Some readers may have noticed that I haven’t been posting as many articles here as I have in the past, but it’s simply because I am busy keeping up with deadlines elsewhere. I have an article due once a week for Forbes, and two weekly articles and one longer bi-weekly article for Investing Daily. Add to that occasional articles I do for other sites, and I am writing around 200 articles a year with firm deadlines. On top of that, I have a regular day job as an engineer, and this year has been exceptionally busy.
This column doesn’t have a firm deadline. It’s a place I can write when everything else is caught up. But lately those other commitments have been taking up most of my spare time, and I have been lucky to get one column posted a month here. So, that’s the reason my posting frequency here has declined.
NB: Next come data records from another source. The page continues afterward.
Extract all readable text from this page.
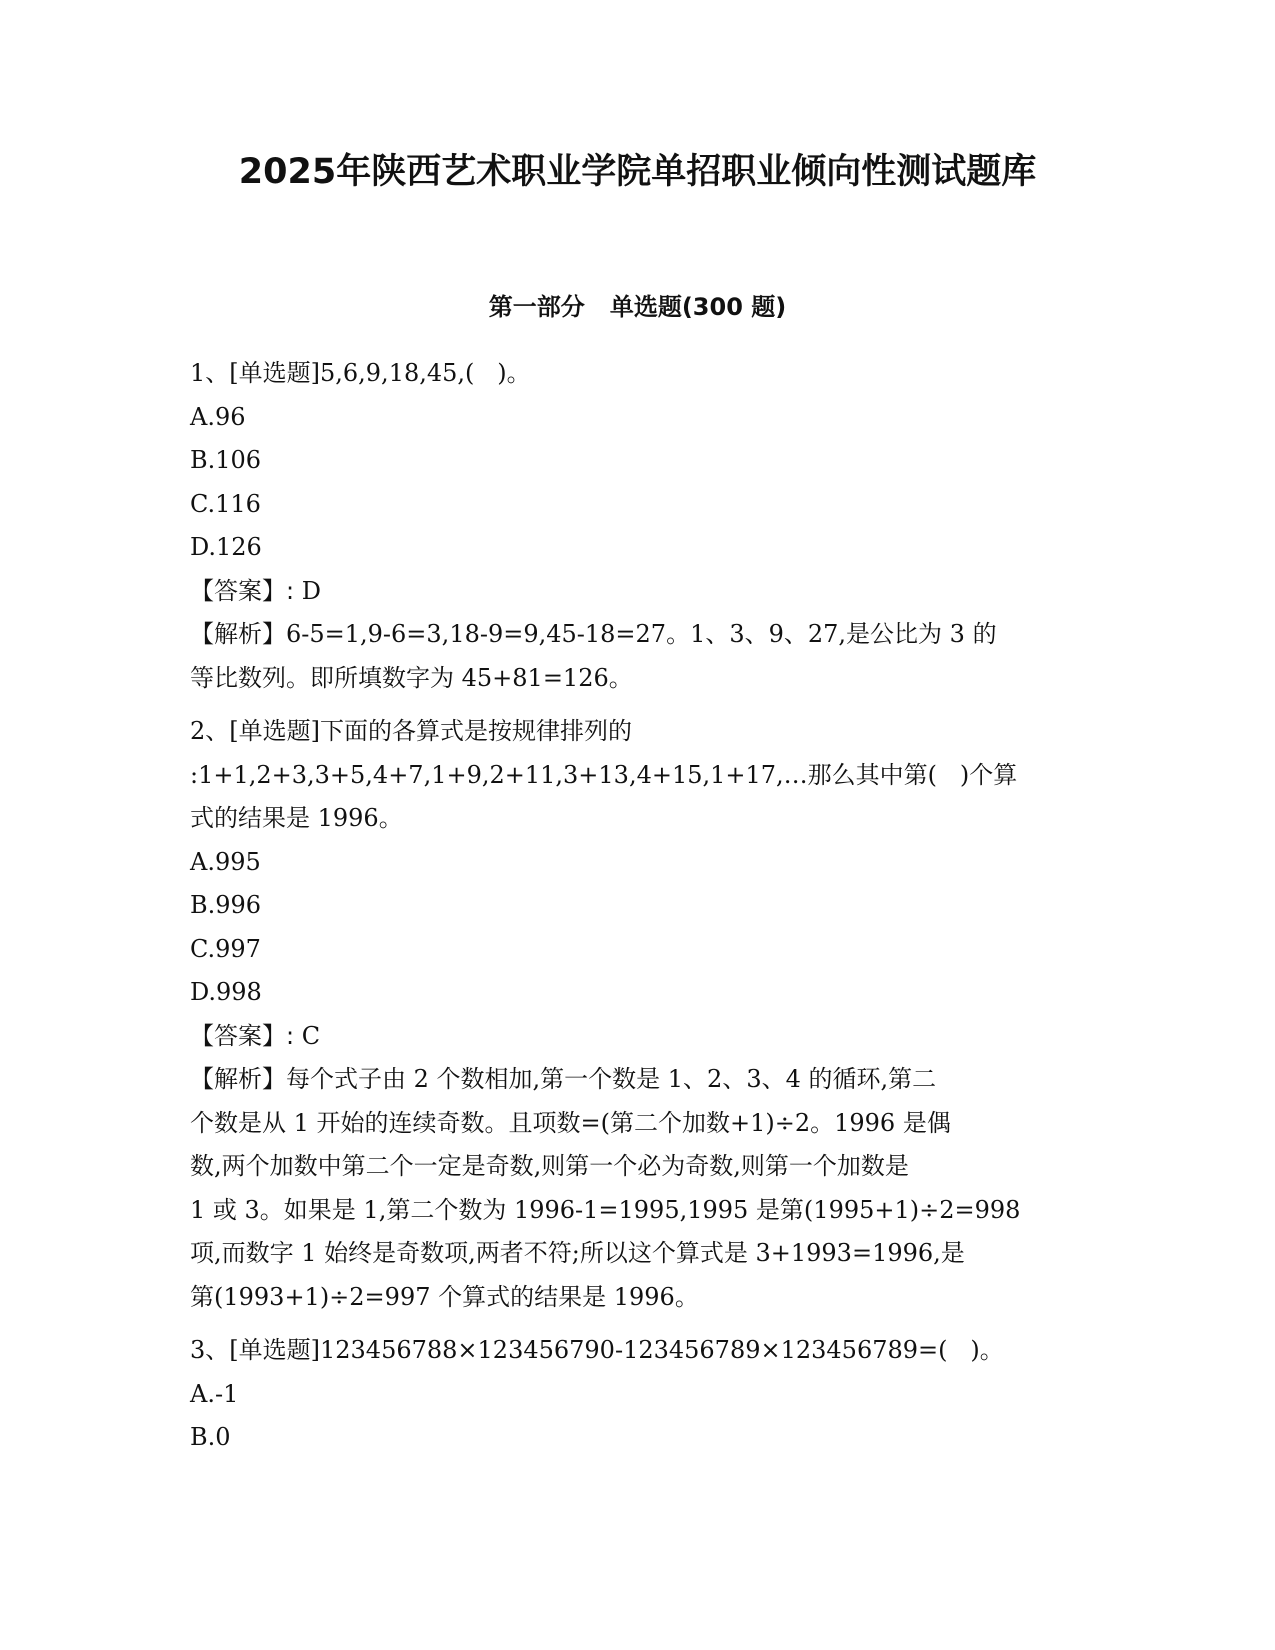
2025年陕西艺术职业学院单招职业倾向性测试题库
第一部分   单选题(300 题)

1、[单选题]5,6,9,18,45,(   )。

A.96

B.106

C.116

D.126

【答案】: D

【解析】6-5=1,9-6=3,18-9=9,45-18=27。1、3、9、27,是公比为 3 的

等比数列。即所填数字为 45+81=126。

2、[单选题]下面的各算式是按规律排列的

:1+1,2+3,3+5,4+7,1+9,2+11,3+13,4+15,1+17,…那么其中第(   )个算

式的结果是 1996。

A.995

B.996

C.997

D.998

【答案】: C

【解析】每个式子由 2 个数相加,第一个数是 1、2、3、4 的循环,第二

个数是从 1 开始的连续奇数。且项数=(第二个加数+1)÷2。1996 是偶

数,两个加数中第二个一定是奇数,则第一个必为奇数,则第一个加数是

1 或 3。如果是 1,第二个数为 1996-1=1995,1995 是第(1995+1)÷2=998

项,而数字 1 始终是奇数项,两者不符;所以这个算式是 3+1993=1996,是

第(1993+1)÷2=997 个算式的结果是 1996。

3、[单选题]123456788×123456790-123456789×123456789=(   )。

A.-1

B.0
I have had some people tell me that they don’t like dealing with the ads on the Forbes site, and they have asked if I could repost some of my Forbes articles here. I am allowed to do that after they have appeared exclusively at Forbes for a few days. So today, I want to reproduce a modified version of one that got pretty good traffic at Forbes, and has gotten a lot of attention in the press.
Earlier this month the U.S. Geological Survey (USGS) announced the largest estimate of continuous oil that it has ever assessed. The area assessed is in the Permian Basin, a region that has been producing oil continuously for nearly 100 years. Below I will get into the specifics of what this news means, but the mainstream media mostly interpreted it as CNN did in Mammoth Texas oil discovery biggest ever in USA. But this is a fundamental misunderstanding by CNN of what the news entails.
The Permian Basin lies underneath western Texas and southeastern New Mexico. The geology of the Permian Basin is rich and complex, both horizontally and vertically. The Permian Basin has commercial accumulations of oil and gas in stacked layers, at depths ranging from 1,000 feet to more than 25,000 feet. The greater Permian is made up of several subsidiary basins, the largest of which are the Midland and the Delaware.
The new USGS assessment is for the Wolfcamp shale in the Midland Basin portion of Texas’ Permian Basin. The new USGS survey estimates that there are 20 billion barrels of undiscovered, technically recoverable oil in the Wolfcamp alone. Quoting from the USGS news release:
“The fact that this is the largest assessment of continuous oil we have ever done just goes to show that, even in areas that have produced billions of barrels of oil, there is still the potential to find billions more,” said Walter Guidroz, program coordinator for the USGS Energy Resources Program. “Changes in technology and industry practices can have significant effects on what resources are technically recoverable, and that’s why we continue to perform resource assessments throughout the United States and the world.”
It is important to understand what this assessment actually means. This oil has been assessed as an “undiscovered resource.” This scientific assessment means the forecasters have a certain degree of confidence that the oil is there. For this particular assessment, the 50% confidence level is that there are at least 20 billion barrels there. The study further estimates that there is a 95% chance that there are at least 11 billion barrels there, and a 5% chance that there are at least 31 billion barrels there.
However, the fact that the assessment refers to the “resource” means that they are estimating the technically recoverable oil in place. This says nothing of the economics of recovering this oil. The amount that would be economically worthwhile to recover at prevailing commodity prices — which would be classified as “proved reserves” — will be a smaller subset of the assessed amount. It would even be zero at a sufficiently low oil price. This is merely an attempt by the USGS to estimate the amount of oil that could be extracted over time if cost was not a concern.
But given the history of the Permian Basin, it’s a pretty safe bet that there is still a lot of oil still left to produce there. The Permian Basin began producing oil in 1921. The Texas side of the Permian has already produced nearly 30 billion barrels of crude, as well as 75 trillion cubic feet (Tcf) of natural gas. Permian crude oil production has more than doubled since 2010 largely as a result of hydraulic fracturing in six low-permeability formations: Spraberry, Wolfcamp, Bone Spring, Glorieta, Yeso and Delaware.
According to the Energy Information Administration’s (EIA) most recent Permian Region Drilling Productivity Report, the Permian is presently producing 2 million barrels per day (bpd) of oil and 7.3 billion cubic feet per day (Bcf/d) of natural gas. This accounts for more than 23% of current U.S. crude oil production, and exceeds the combined oil output of the Bakken and the Eagle Ford:
I have heard some characterize this news as a new oil discovery. It is not. This new USGS assessment is merely an attempt to put some framework around how much oil may exist in one of several producing formations within the Permian.
But to the critics that would hand wave this assessment away as much ado about nothing, I would remind them that the Permian has seen oil production more than double in the past six years. That is significant. There is also still a lot of oil to be produced there. So while you are on solid ground when correcting anyone who calls this a new discovery, you shouldn’t underestimate the Permian Basin.